Mercer County Judge-Executive Milward Dedman said the draft report left him uncertain on what Boyle and Mercer counties should do next.

“It’s almost like even after reading the draft report and everything, I still don’t have a clear vision of where we need to go,” Dedman said. “Do you base your decision on the present court system, and go and build a huge new jail? And then in four years, if these judges don’t run again and you have a different set of judges, then you’ve over-built.”

Circuit court judges are elected to eight-year terms in Kentucky; Peckler won re-election in 2014 and his current term ends in 2022.

McKinney said the CJCC should talk at its next meeting about who will take responsibility for “which piece of this puzzle they want to start carrying forward.”

“If we bought this study and then we just put it on the shelf, we haven’t done anything,” McKinney said. The counties are paying Brandstetter Carroll $75,000 to complete the study.

Buck questioned how the CJCC could proceed with some of the study’s recommendations if Peckler won’t participate.

“Based on past circumstances, I don’t think he’s going to meet with us,” she said. “… He is the roadblock to a lot of these changes.”

“If he chooses not to come, then again, we divide up what we can do. We see who can do what and we move on,” McKinney responded. “… You have to deal with what you have in reality. I understand the question. I don’t have an answer, but there’s a lot of smart people around this table and in this room. There are some things we can go ahead and do.”

Facility concerns

Mercer County Attorney Ted Dean was more interested in the study’s findings that the jail has been overcrowded for at least a decade.

The jail has been at or above its capacity since around 2001, he said. “I think to lay all that at the feet of the judiciary is a little self-serving for this group.”

Dean said he has “grave concerns” about the idea that some of the study’s recommendations for releasing more low-risk offenders would be a “panacea” that would solve much of the jail’s problems. He questioned whether savings would really materialize — and whether defendants determined to be “low-risk” by Pretrial Services are really OK to release.
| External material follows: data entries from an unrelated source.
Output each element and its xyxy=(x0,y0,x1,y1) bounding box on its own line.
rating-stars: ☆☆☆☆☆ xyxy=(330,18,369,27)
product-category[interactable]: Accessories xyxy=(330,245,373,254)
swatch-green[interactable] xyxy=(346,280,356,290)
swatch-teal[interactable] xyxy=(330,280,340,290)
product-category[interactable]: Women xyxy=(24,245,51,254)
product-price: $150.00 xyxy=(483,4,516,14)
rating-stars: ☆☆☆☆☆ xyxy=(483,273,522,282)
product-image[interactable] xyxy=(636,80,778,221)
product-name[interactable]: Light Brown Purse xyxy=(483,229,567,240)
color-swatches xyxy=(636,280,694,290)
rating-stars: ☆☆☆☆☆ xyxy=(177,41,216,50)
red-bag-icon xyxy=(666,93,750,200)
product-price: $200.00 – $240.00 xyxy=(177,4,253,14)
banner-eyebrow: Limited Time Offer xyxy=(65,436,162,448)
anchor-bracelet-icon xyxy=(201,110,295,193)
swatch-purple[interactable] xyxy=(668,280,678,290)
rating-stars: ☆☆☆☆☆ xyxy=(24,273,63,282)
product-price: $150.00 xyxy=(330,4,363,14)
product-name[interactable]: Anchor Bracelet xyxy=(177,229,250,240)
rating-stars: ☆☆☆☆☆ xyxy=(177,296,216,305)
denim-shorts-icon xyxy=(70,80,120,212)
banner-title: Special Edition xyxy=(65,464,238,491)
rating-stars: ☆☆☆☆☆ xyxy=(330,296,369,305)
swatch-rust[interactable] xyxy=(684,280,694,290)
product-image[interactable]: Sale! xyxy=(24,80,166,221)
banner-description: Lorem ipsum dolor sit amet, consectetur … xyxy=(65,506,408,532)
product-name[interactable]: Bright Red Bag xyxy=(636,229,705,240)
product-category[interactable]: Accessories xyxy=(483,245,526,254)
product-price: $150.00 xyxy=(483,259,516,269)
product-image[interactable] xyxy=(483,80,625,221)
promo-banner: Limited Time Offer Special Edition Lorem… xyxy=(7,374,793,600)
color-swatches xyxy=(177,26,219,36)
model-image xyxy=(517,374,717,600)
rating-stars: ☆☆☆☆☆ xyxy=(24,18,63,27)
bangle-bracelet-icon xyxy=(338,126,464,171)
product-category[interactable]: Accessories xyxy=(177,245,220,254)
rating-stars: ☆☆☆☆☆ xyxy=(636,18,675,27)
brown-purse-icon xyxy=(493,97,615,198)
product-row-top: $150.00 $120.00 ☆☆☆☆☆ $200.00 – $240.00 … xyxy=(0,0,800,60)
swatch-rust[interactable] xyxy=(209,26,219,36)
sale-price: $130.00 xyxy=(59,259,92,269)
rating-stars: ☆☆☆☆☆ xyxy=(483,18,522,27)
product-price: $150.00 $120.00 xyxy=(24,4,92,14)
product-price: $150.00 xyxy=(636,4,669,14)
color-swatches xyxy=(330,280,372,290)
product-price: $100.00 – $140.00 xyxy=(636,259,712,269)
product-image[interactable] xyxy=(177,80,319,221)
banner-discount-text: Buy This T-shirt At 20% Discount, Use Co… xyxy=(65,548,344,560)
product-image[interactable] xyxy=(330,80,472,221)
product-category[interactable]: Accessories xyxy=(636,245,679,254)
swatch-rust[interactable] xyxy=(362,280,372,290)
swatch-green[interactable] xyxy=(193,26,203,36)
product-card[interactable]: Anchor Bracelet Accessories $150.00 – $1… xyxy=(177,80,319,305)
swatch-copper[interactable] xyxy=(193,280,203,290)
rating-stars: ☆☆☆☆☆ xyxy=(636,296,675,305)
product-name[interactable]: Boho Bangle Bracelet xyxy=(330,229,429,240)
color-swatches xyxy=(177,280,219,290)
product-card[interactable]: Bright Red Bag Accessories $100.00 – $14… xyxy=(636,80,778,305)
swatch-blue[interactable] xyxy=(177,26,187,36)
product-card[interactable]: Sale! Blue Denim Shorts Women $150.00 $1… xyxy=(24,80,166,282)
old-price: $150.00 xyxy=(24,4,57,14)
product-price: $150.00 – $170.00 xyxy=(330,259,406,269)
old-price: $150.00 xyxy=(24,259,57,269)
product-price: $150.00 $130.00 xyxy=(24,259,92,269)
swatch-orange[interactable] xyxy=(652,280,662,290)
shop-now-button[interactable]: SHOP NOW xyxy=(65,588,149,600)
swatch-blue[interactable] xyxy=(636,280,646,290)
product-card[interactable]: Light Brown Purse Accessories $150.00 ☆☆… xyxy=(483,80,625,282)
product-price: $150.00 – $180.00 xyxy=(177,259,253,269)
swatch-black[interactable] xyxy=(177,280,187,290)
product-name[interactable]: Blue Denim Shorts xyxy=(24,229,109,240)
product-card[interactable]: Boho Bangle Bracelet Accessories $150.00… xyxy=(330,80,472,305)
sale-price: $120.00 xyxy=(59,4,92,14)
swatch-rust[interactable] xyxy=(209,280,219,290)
Some of the study’s recommendations call for reducing the use of financial bonds — bonds that require a defendant to pay money to get out of jail. Defendants in Boyle and Mercer counties have been required to pay to get out of jail more than anywhere else in the state for more than a decade, according to data compiled by the state Administrative Office of the Courts.

The jail study argues that ending the reliance on financial bonds would allow more low-risk offenders to leave jail without adversely impacting public safety.

“Let’s talk about low-risk offenders. I’ve got a victim that’s probably paralyzed from his chest down by a low-risk offender,” Dean said.

Buck pointed out the law has a specific exemption for not letting out low-risk offenders who caused physical injury.

“I don’t think anybody is saying we should let out low-risk offenders who have been charged with physical injury or violence,” Buck said.

“You and I know that,” Dean responded. “Respectfully to a lot of people that are in this room and a lot of opinion-makers, they don’t realize that. They don’t have what you and I bring to the table with knowledge of the statutes.”

“There are a lot of things I agree with in the report. There are a lot of things that have frustrated me,” Dean continued. “But we are also dealing with a jail that’s built for 220 people and it’s laid out very poorly for the purposes that we are using.”